“我这个节帅也太不近人情了。”
“简直就是过河拆桥,卸磨杀驴。”
孟学文一惊。
他当即站起身,诚惶诚恐地道:“我犯下了大错,节帅宽恕我,已经让我感激不尽。”
“我又怎么敢有怨气呢。”
“还请节帅明察。”
看到孟学文不復往日的意气风发,变得谨小慎微。
曹风也心里感嘆。
不久前节度府的一些政令到了地方。
孟学文这位东北总督甚至还敢说三道四,甚至明拖暗顶。
这才短短时间。
这孟学文就態度大变,变得格外恭敬。
看来这一次的敲打还是有作用的。
曹风压了压手:“坐,坐下说话。

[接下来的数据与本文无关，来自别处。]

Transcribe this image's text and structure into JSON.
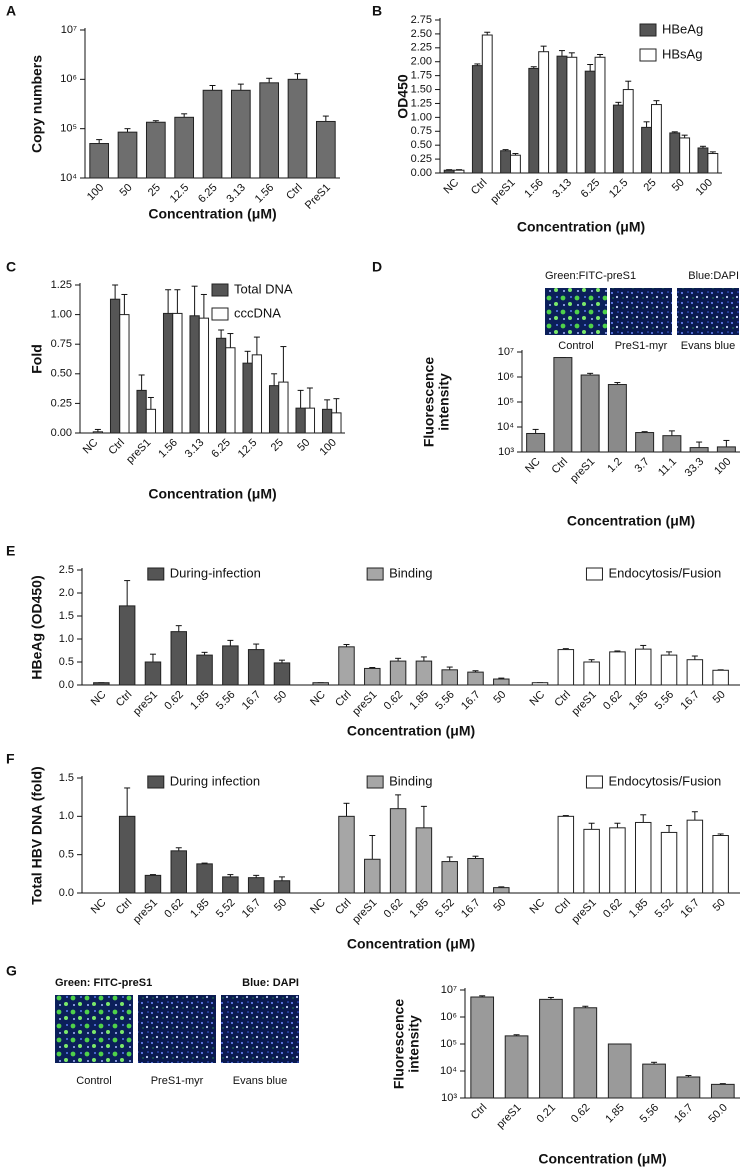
{
  "chart_data": [
    {
      "type": "bar",
      "panel": "A",
      "ylabel": "Copy numbers",
      "xlabel": "Concentration (μM)",
      "log_y": true,
      "categories": [
        "100",
        "50",
        "25",
        "12.5",
        "6.25",
        "3.13",
        "1.56",
        "Ctrl",
        "PreS1"
      ],
      "values": [
        50000,
        85000,
        135000,
        170000,
        600000,
        600000,
        850000,
        1000000,
        140000
      ],
      "errors": [
        10000,
        15000,
        10000,
        30000,
        150000,
        200000,
        200000,
        300000,
        40000
      ],
      "color": "#6e6e6e",
      "ylim": [
        10000,
        10000000
      ],
      "yticks": [
        {
          "value": 10000,
          "label": "10⁴"
        },
        {
          "value": 100000,
          "label": "10⁵"
        },
        {
          "value": 1000000,
          "label": "10⁶"
        },
        {
          "value": 10000000,
          "label": "10⁷"
        }
      ]
    },
    {
      "type": "grouped-bar",
      "panel": "B",
      "ylabel": "OD450",
      "xlabel": "Concentration (μM)",
      "legend": "upper right",
      "categories": [
        "NC",
        "Ctrl",
        "preS1",
        "1.56",
        "3.13",
        "6.25",
        "12.5",
        "25",
        "50",
        "100"
      ],
      "series": [
        {
          "name": "HBeAg",
          "color": "#555555",
          "values": [
            0.05,
            1.93,
            0.4,
            1.88,
            2.1,
            1.83,
            1.22,
            0.82,
            0.72,
            0.45
          ],
          "errors": [
            0.01,
            0.03,
            0.02,
            0.03,
            0.1,
            0.12,
            0.05,
            0.1,
            0.02,
            0.03
          ]
        },
        {
          "name": "HBsAg",
          "color": "#ffffff",
          "values": [
            0.05,
            2.48,
            0.32,
            2.18,
            2.08,
            2.08,
            1.5,
            1.23,
            0.63,
            0.35
          ],
          "errors": [
            0.01,
            0.05,
            0.03,
            0.1,
            0.08,
            0.05,
            0.15,
            0.07,
            0.05,
            0.03
          ]
        }
      ],
      "ylim": [
        0,
        2.75
      ],
      "yticks": [
        {
          "value": 0,
          "label": "0.00"
        },
        0.25,
        {
          "value": 0.5,
          "label": "0.50"
        },
        0.75,
        {
          "value": 1,
          "label": "1.00"
        },
        1.25,
        {
          "value": 1.5,
          "label": "1.50"
        },
        1.75,
        {
          "value": 2,
          "label": "2.00"
        },
        2.25,
        {
          "value": 2.5,
          "label": "2.50"
        },
        2.75
      ]
    },
    {
      "type": "grouped-bar",
      "panel": "C",
      "ylabel": "Fold",
      "xlabel": "Concentration (μM)",
      "legend": "upper right",
      "categories": [
        "NC",
        "Ctrl",
        "preS1",
        "1.56",
        "3.13",
        "6.25",
        "12.5",
        "25",
        "50",
        "100"
      ],
      "series": [
        {
          "name": "Total DNA",
          "color": "#555555",
          "values": [
            0,
            1.13,
            0.36,
            1.01,
            0.99,
            0.8,
            0.59,
            0.4,
            0.21,
            0.2
          ],
          "errors": [
            0,
            0.12,
            0.13,
            0.2,
            0.25,
            0.07,
            0.1,
            0.1,
            0.15,
            0.08
          ]
        },
        {
          "name": "cccDNA",
          "color": "#ffffff",
          "values": [
            0.01,
            1.0,
            0.2,
            1.01,
            0.97,
            0.72,
            0.66,
            0.43,
            0.21,
            0.17
          ],
          "errors": [
            0.02,
            0.17,
            0.1,
            0.2,
            0.2,
            0.12,
            0.15,
            0.3,
            0.17,
            0.12
          ]
        }
      ],
      "ylim": [
        0,
        1.25
      ],
      "yticks": [
        {
          "value": 0,
          "label": "0.00"
        },
        0.25,
        {
          "value": 0.5,
          "label": "0.50"
        },
        0.75,
        {
          "value": 1,
          "label": "1.00"
        },
        1.25
      ]
    },
    {
      "type": "bar",
      "panel": "D",
      "ylabel": [
        "Fluorescence",
        "intensity"
      ],
      "xlabel": "Concentration (μM)",
      "log_y": true,
      "images": {
        "captions": [
          {
            "text": "Green:FITC-preS1",
            "color": "#2aa84a"
          },
          {
            "text": "Blue:DAPI",
            "color": "#2a6fc0"
          }
        ],
        "labels": [
          "Control",
          "PreS1-myr",
          "Evans blue"
        ]
      },
      "categories": [
        "NC",
        "Ctrl",
        "preS1",
        "1.2",
        "3.7",
        "11.1",
        "33.3",
        "100"
      ],
      "values": [
        5500,
        6000000,
        1200000,
        500000,
        6000,
        4500,
        1500,
        1600
      ],
      "errors": [
        2500,
        0,
        200000,
        100000,
        500,
        2500,
        1000,
        1300
      ],
      "color": "#8a8a8a",
      "ylim": [
        1000,
        10000000
      ],
      "yticks": [
        {
          "value": 1000,
          "label": "10³"
        },
        {
          "value": 10000,
          "label": "10⁴"
        },
        {
          "value": 100000,
          "label": "10⁵"
        },
        {
          "value": 1000000,
          "label": "10⁶"
        },
        {
          "value": 10000000,
          "label": "10⁷"
        }
      ]
    },
    {
      "type": "bar-groups",
      "panel": "E",
      "ylabel": "HBeAg (OD450)",
      "xlabel": "Concentration (μM)",
      "legend": "above each group",
      "series": [
        {
          "name": "During-infection",
          "color": "#555555",
          "categories": [
            "NC",
            "Ctrl",
            "preS1",
            "0.62",
            "1.85",
            "5.56",
            "16.7",
            "50"
          ],
          "values": [
            0.05,
            1.72,
            0.5,
            1.16,
            0.65,
            0.85,
            0.77,
            0.48
          ],
          "errors": [
            0,
            0.55,
            0.17,
            0.13,
            0.06,
            0.12,
            0.12,
            0.06
          ]
        },
        {
          "name": "Binding",
          "color": "#a6a6a6",
          "categories": [
            "NC",
            "Ctrl",
            "preS1",
            "0.62",
            "1.85",
            "5.56",
            "16.7",
            "50"
          ],
          "values": [
            0.05,
            0.83,
            0.36,
            0.52,
            0.52,
            0.33,
            0.28,
            0.13
          ],
          "errors": [
            0,
            0.05,
            0.02,
            0.06,
            0.09,
            0.06,
            0.03,
            0.02
          ]
        },
        {
          "name": "Endocytosis/Fusion",
          "color": "#ffffff",
          "categories": [
            "NC",
            "Ctrl",
            "preS1",
            "0.62",
            "1.85",
            "5.56",
            "16.7",
            "50"
          ],
          "values": [
            0.05,
            0.77,
            0.5,
            0.72,
            0.78,
            0.65,
            0.55,
            0.32
          ],
          "errors": [
            0,
            0.02,
            0.05,
            0.02,
            0.08,
            0.07,
            0.08,
            0.01
          ]
        }
      ],
      "ylim": [
        0,
        2.5
      ],
      "yticks": [
        {
          "value": 0,
          "label": "0.0"
        },
        0.5,
        {
          "value": 1,
          "label": "1.0"
        },
        1.5,
        {
          "value": 2,
          "label": "2.0"
        },
        2.5
      ]
    },
    {
      "type": "bar-groups",
      "panel": "F",
      "ylabel": "Total HBV DNA (fold)",
      "xlabel": "Concentration (μM)",
      "legend": "above each group",
      "series": [
        {
          "name": "During infection",
          "color": "#555555",
          "categories": [
            "NC",
            "Ctrl",
            "preS1",
            "0.62",
            "1.85",
            "5.52",
            "16.7",
            "50"
          ],
          "values": [
            0,
            1.0,
            0.23,
            0.55,
            0.38,
            0.21,
            0.2,
            0.16
          ],
          "errors": [
            0,
            0.37,
            0.01,
            0.04,
            0.01,
            0.03,
            0.03,
            0.05
          ]
        },
        {
          "name": "Binding",
          "color": "#a6a6a6",
          "categories": [
            "NC",
            "Ctrl",
            "preS1",
            "0.62",
            "1.85",
            "5.52",
            "16.7",
            "50"
          ],
          "values": [
            0,
            1.0,
            0.44,
            1.1,
            0.85,
            0.41,
            0.45,
            0.07
          ],
          "errors": [
            0,
            0.17,
            0.31,
            0.18,
            0.28,
            0.06,
            0.03,
            0.01
          ]
        },
        {
          "name": "Endocytosis/Fusion",
          "color": "#ffffff",
          "categories": [
            "NC",
            "Ctrl",
            "preS1",
            "0.62",
            "1.85",
            "5.52",
            "16.7",
            "50"
          ],
          "values": [
            0,
            1.0,
            0.83,
            0.85,
            0.92,
            0.79,
            0.95,
            0.75
          ],
          "errors": [
            0,
            0.01,
            0.08,
            0.06,
            0.1,
            0.09,
            0.11,
            0.02
          ]
        }
      ],
      "ylim": [
        0,
        1.5
      ],
      "yticks": [
        {
          "value": 0,
          "label": "0.0"
        },
        0.5,
        {
          "value": 1,
          "label": "1.0"
        },
        1.5
      ]
    },
    {
      "type": "bar",
      "panel": "G",
      "ylabel": [
        "Fluorescence",
        "intensity"
      ],
      "xlabel": "Concentration (μM)",
      "log_y": true,
      "images": {
        "captions": [
          {
            "text": "Green: FITC-preS1",
            "color": "#2aa84a"
          },
          {
            "text": "Blue: DAPI",
            "color": "#2a6fc0"
          }
        ],
        "labels": [
          "Control",
          "PreS1-myr",
          "Evans blue"
        ]
      },
      "categories": [
        "Ctrl",
        "preS1",
        "0.21",
        "0.62",
        "1.85",
        "5.56",
        "16.7",
        "50.0"
      ],
      "values": [
        5500000,
        200000,
        4500000,
        2200000,
        100000,
        18000,
        6000,
        3200
      ],
      "errors": [
        600000,
        20000,
        800000,
        300000,
        0,
        3000,
        800,
        200
      ],
      "color": "#9a9a9a",
      "ylim": [
        1000,
        10000000
      ],
      "yticks": [
        {
          "value": 1000,
          "label": "10³"
        },
        {
          "value": 10000,
          "label": "10⁴"
        },
        {
          "value": 100000,
          "label": "10⁵"
        },
        {
          "value": 1000000,
          "label": "10⁶"
        },
        {
          "value": 10000000,
          "label": "10⁷"
        }
      ]
    }
  ]
}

”
孟学文道谢后,再次弯腰落座,神色格外恭敬。
他现在是愈发捉摸不透这位节帅了,他不敢有丝毫的不敬。
“现在我討逆军节度府成立,正是用人之际。”
“你对节度府的各项事务也都很熟悉。”
曹风对孟学文道:“你可愿意继续留在节度府为我分忧?”
曹风的话让孟学文一怔。
他一时间不知道是节帅的试探他的態度,还是真的想挽留他。
“节帅,我是犯了大错的人。。。。。。”
“人非圣贤孰能无过。”
“改过自新就是。”
曹风打断了孟学文的话。
“你就给一句准话,可还愿意继续为我效力?”
“愿意的话,就先不要回辽西了。”
孟学文抬起头,看曹风不像是开玩笑。
他沉吟后道:“节帅若是觉得我这把老骨头还有用的话,我愿意听从节帅差遣。”
孟学文实际上也不想回辽西的。
他先前可是手握重权的东北总督。
在节度府中,他几乎是仅次於曹风的二號人物。
他如今妻妾一大堆,这都需要银子去养活。
先前位高权重,仅仅靠著丰厚的俸禄就足以养活一大家人。
现在回去种地,肯定是无法养活这么一大家人的。
再说了。
他曾经风光无限,是家乡人眼里的骄傲和自豪。